Marketing Copywriting, Maslen on Marketing

Wish you were here?

Have you ever got a postcard in your morning’s post and NOT read it? Me neither. There’s something compelling about that small, stiff piece of card that says ‘read me’. So why not consider putting that factor to work for you in your marketing campaigns?

What’s so good about postcards?

Postcards have a number of advantages over traditional mailpacks

  • They’re cheaper
  • There’s no need for an envelope
  • They have instant visual appeal
  • They only need one hand to read
  • They have a ‘fun factor’
  • They look less daunting

As a series, you can also use them to communicate a complex idea in stages, drip-feeding information to your target without overtaxing them.

Postcards have their limitations, of course. They aren’t suitable for large amounts of copy (or not individually, at least). They don’t lend themselves to complex order forms; in fact, a simple phone number or URL call to action works best. And they won’t bring in orders (though, as lead generators, they’re superb).

Case study: generating awareness in the IT industry

I once wrote an eight-card series for an IT publisher, promoting a new magazine. The idea was to stimulate awareness among media buyers and build their database.

We announced on the first card that there would be a quiz on the final one with a prize of a day’s tank driving.

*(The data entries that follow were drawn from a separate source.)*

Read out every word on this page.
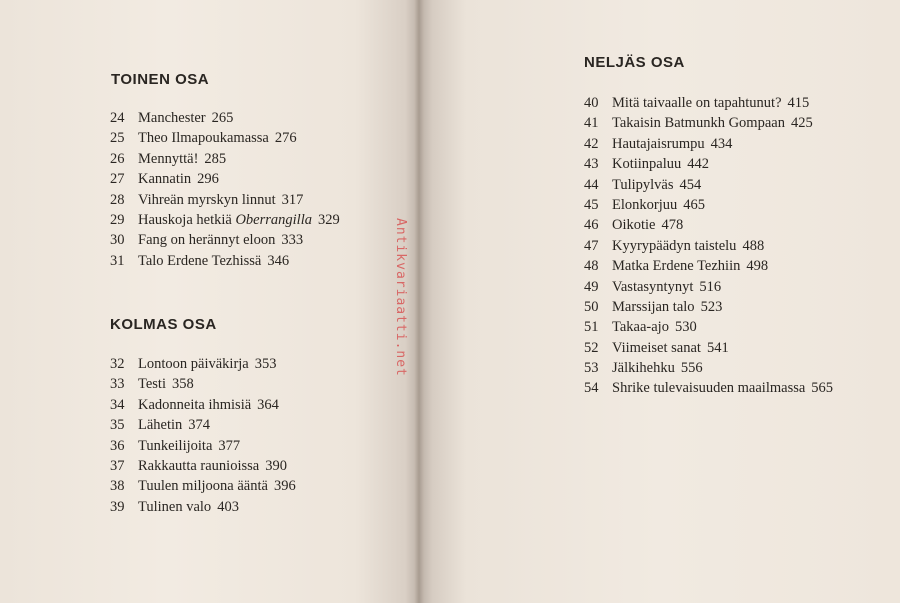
TOINEN OSA
24 Manchester 265
25 Theo Ilmapoukamassa 276
26 Mennyttä! 285
27 Kannatin 296
28 Vihreän myrskyn linnut 317
29 Hauskoja hetkiä Oberrangilla 329
30 Fang on herännyt eloon 333
31 Talo Erdene Tezhissä 346
KOLMAS OSA
32 Lontoon päiväkirja 353
33 Testi 358
34 Kadonneita ihmisiä 364
35 Lähetin 374
36 Tunkeilijoita 377
37 Rakkautta raunioissa 390
38 Tuulen miljoona ääntä 396
39 Tulinen valo 403
NELJÄS OSA
40 Mitä taivaalle on tapahtunut? 415
41 Takaisin Batmunkh Gompaan 425
42 Hautajaisrumpu 434
43 Kotiinpaluu 442
44 Tulipylväs 454
45 Elonkorjuu 465
46 Oikotie 478
47 Kyyrypäädyn taistelu 488
48 Matka Erdene Tezhiin 498
49 Vastasyntynyt 516
50 Marssijan talo 523
51 Takaa-ajo 530
52 Viimeiset sanat 541
53 Jälkihehku 556
54 Shrike tulevaisuuden maailmassa 565
Antikvariaatti.net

The hook was that the questions would relate to the information provided on the first seven cards—a big incentive to look out for them and keep reading.

They achieved maximum exposure for minimum outlay and gained lots of new names for their advertiser database, too.

Creativity and postcards

Because you don’t need an envelope, you can also throw away the rule book about acceptable sizes. Yes, you can have an A5 or an A6 postcard. But why not try a half- page A4 vertical format? Or a 100mm square? Or a circle?

There are cost considerations, as always, but talking to your printer (or designer) will help you balance creativity against paper wastage.

And digital printing technology means you can incorporate your target’s name into the design. In colour. One of the most memorable mailings I’ve received over the last few years was a very simple postcard, printed in green, with the following message:

Andy – what can we tell you about online marketing?

Once you’ve printed your postcard, you can use it different ways. As a self mailer. A loose insert, in your own or other people’s publications. A flyer to be slipped in with products, or invoices. An exhibition give-away. Or a component of your press kit.

Whatever you do with it, your postcard – mono, two-colour or full colour – adds another component to your marketing campaigns, increases your flexibility and gives your customers/prospects a break from the run of mailshots they’re used to.

This month’s message

Letters and leaflets have a long and honourable track record as order-getters. But where the message is simpler – visit this website, for example – consider a cheaper but more eye- catching solution: the humble postcard.